The three most suitable protocols to choose from are:
- SSH - great for interactive work where you type commands and look at the output. Overkill for a file transfer script but it includes a simpler protocol called SFTP which is more suitable. Very well supported and easy to setup outside of Windows. Bit trickier on Windows.
- FTP - specifically designed for file transfer over a network. Very well supported and easy to setup outside of Windows. Bit trickier on Windows.
- SMB - specifically designed to share files with Windows. Native support on Windows and not too bad elsewhere.
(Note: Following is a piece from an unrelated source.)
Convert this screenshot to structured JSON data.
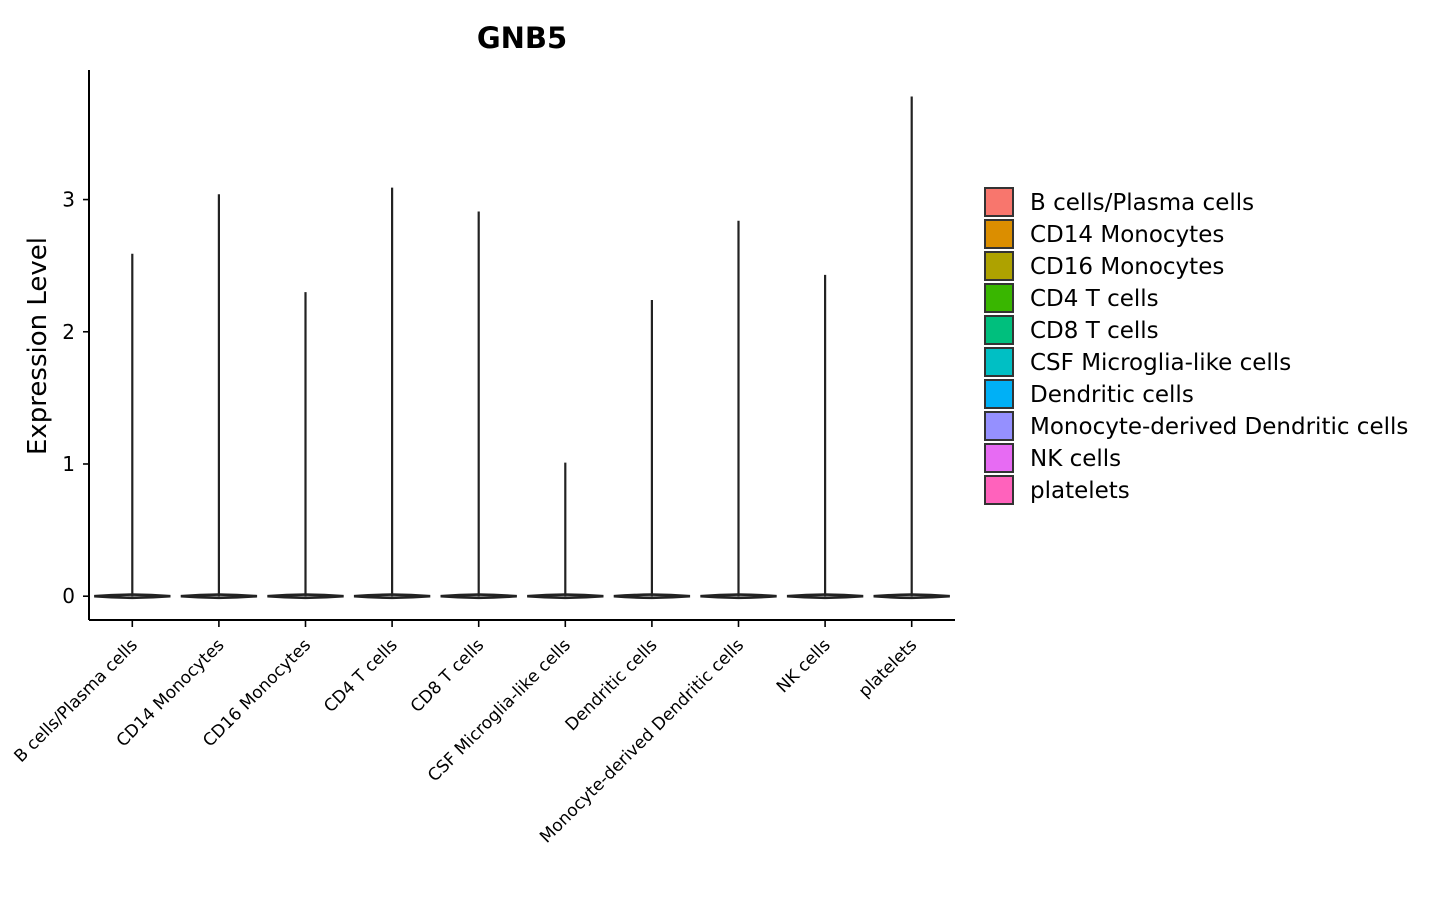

Then, given these are all Client-Server protocols, you have two directions to chose from:
- Windows server, Pi client - means you need to install and configure a server on Windows, which is usually a bit trickier. But means all the action initiation (the script) can happen on the Pi.
- Pi server, Windows client - the Pi already has the servers, so means the client install/config is easier on Windows. But means you need to initiate the action on the Windows machine, which you may not want to do.
Finally, you need the script. Assuming the Pi is the client, there's really no need for Python. But you can use it if you like. There are two main options:
- Wrap the built-in Pi's clients (eg. ssh, sftp, ftp, samba) in your favourite scripting language.
- Use a library written for your favourite scripting language (eg. for Python: pysftp, paramiko, ftplib, pysmb)
Depending on your particular requirements, option 1 is probably the easiest if you're running a native script on the Pi and option 2 if you want to use Python. Here's what it might look like as a native expect
script:
#!/usr/bin/expect
export PW="your_ssh_password"
expect -c 'spawn sftp your_ssh_username@windows.ip.address;
expect "*Password: ";
send "$env(PW)\r";
expect "sftp>";
send "cd /Users/user \r";
expect "sftp>";
send "get file.txt \r";
expect "sftp>";
send "bye \r"'
or as a Python script, using pysftp:
import pysftp
cnopts = pysftp.CnOpts()
cnopts.hostkeys = None
# Make connection to sFTP
with pysftp.Connection(windows.ip.address,
username=your_ssh_username,
password=your_ssh_password,
cnopts = cnopts
) as sftp:
sftp.get('/Users/user/file.txt', '/local/path/file.txt')
print(file) ## None
sftp.close()
Plenty of options to streamline this depending on your needs. See how you go and feel free to ask a more specific question.